Why does the church need youth? Recent circumstances prompted me to consider this question in greater depth than day-to-day ministry normally requires. Churches everywhere expend thousands of dollars annually to build and sustain student ministries. But why? Is it truly worth the cost? Here are the top reasons why young people are indispensable to the church’s existence:
  1. They are the future of the church. This is obvious nearly to the point of being trite. But it cannot go without being said because it is easily forgotten. Deuteronomy 4:9 tells us, “Be careful never to forget what you have seen the Lord do for you. Do not let these things escape your mind as long as you live! And be sure to pass them on to your children and grandchildren” (NLT, emphasis mine). This directive to give a spiritual inheritance to succeeding generations through instruction is repeated at least 4 times in the Old Testament, and this repetition serves to underscore its importance. The point is that successive generations are spiritual heirs who must be trained to take up the mantle of leadership. And this applies not only to our biological descendants, but to adopted spiritual heirs as well. In the New Testament, Paul writes at length about adoption into the family of God, and calls himself a spiritual father to many.
  2. They perpetuate the faith. Where there are generational gaps, there is discontinuity in the succession of faith. Scripture highlights the importance of teaching our inheritors while they are young, before the cynicism of secular (read “godless) thought has its say. As Proverbs has it, “Teach your children to choose the right path, and when they are older, they will remain upon it” (22:6, NLT). It certainly is not coincidental that Jesus taught on the importance of childlike faith. Indeed, the Old Testament, particularly the chronicles of the kings of Israel and Judah, provides sober accounts of the enormity of damage that can be done in a single generation’s time.
  3. They are the here-and-now of the church. It is all-too easy to consign youth to a future tense as leaders-in-training whose voices are not yet developed. But this attitude ignores Biblical reality. Broadly speaking, all of us – veteran saint and sage included – are works in progress. If we waited until we were “ready” for leadership, the church would be perpetually leaderless. True, we are instructed to carefully select our leaders and avoid hastily thrusting untried individuals into such positions (1 Timothy 3:10, 5:22). Yet the fact remains that the perfect and fully-prepared leader is nothing more than a pleasant fiction. In particular, young people are a vital element of church dynamics; their as-of-yet unfettered zeal lends an energy and drive that pushes us toward the fulfillment of our lofty calling, and it complements the time-tempered experience of seasoned believers.
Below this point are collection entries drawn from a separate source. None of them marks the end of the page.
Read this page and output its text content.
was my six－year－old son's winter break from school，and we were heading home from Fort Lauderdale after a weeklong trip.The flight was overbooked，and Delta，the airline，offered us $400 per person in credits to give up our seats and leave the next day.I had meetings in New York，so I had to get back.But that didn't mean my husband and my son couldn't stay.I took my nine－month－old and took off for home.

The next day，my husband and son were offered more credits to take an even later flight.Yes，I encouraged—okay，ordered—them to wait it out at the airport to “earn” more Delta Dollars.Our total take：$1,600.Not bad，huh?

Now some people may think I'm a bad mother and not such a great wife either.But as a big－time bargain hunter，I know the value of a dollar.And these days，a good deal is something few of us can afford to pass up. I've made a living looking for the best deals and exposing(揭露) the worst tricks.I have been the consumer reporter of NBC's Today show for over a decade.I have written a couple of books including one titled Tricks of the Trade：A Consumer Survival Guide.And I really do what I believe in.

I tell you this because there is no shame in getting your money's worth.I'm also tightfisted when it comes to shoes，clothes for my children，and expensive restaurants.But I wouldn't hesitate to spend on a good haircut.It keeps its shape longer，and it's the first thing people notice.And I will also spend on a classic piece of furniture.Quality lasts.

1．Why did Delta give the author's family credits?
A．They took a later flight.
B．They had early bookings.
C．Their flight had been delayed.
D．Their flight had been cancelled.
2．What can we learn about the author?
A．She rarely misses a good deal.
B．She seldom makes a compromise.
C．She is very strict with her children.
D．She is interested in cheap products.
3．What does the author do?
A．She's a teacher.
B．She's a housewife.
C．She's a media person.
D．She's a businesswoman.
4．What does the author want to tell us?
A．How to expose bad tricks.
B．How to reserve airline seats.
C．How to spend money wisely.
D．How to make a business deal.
  4. They are powerful examples of the faith. So much of secular culture focuses upon the young. So when they rise as champions of the cross, they send a compelling message, both to those outside the church and those within it. Paul understood this quite clearly, reminding his young protégé, Timothy: “Don’t let anyone think less of you because you are young. Be an example to all believers in what you teach, in the way you live, in your love, your faith, and your purity” (1 Timothy 4:12, NLT). One needs only to consider the many heroes of faith who were “underage” when God used them: Samuel, David, Josiah, Esther, Mary. And we cannot forget Jesus in that list: “And a little child will lead them all” (Isaiah 11:6, NLT). Without question, the church would be a different place had these individuals waited until an “appropriate” age to do God’s work.
 
Young people are prone to being rambunctious, rash, ill-mannered, and self-centered. But we need them, just as they need us. We all wore their shoes once, and we are where we are because caring elders took the time to lovingly, graciously, and patiently instruct us through our own unloveliness, gracelessness, and impatience. None of us arrived at our present spiritual state independently. We, then, owe it to our forebears – and to our own successors – to do likewise.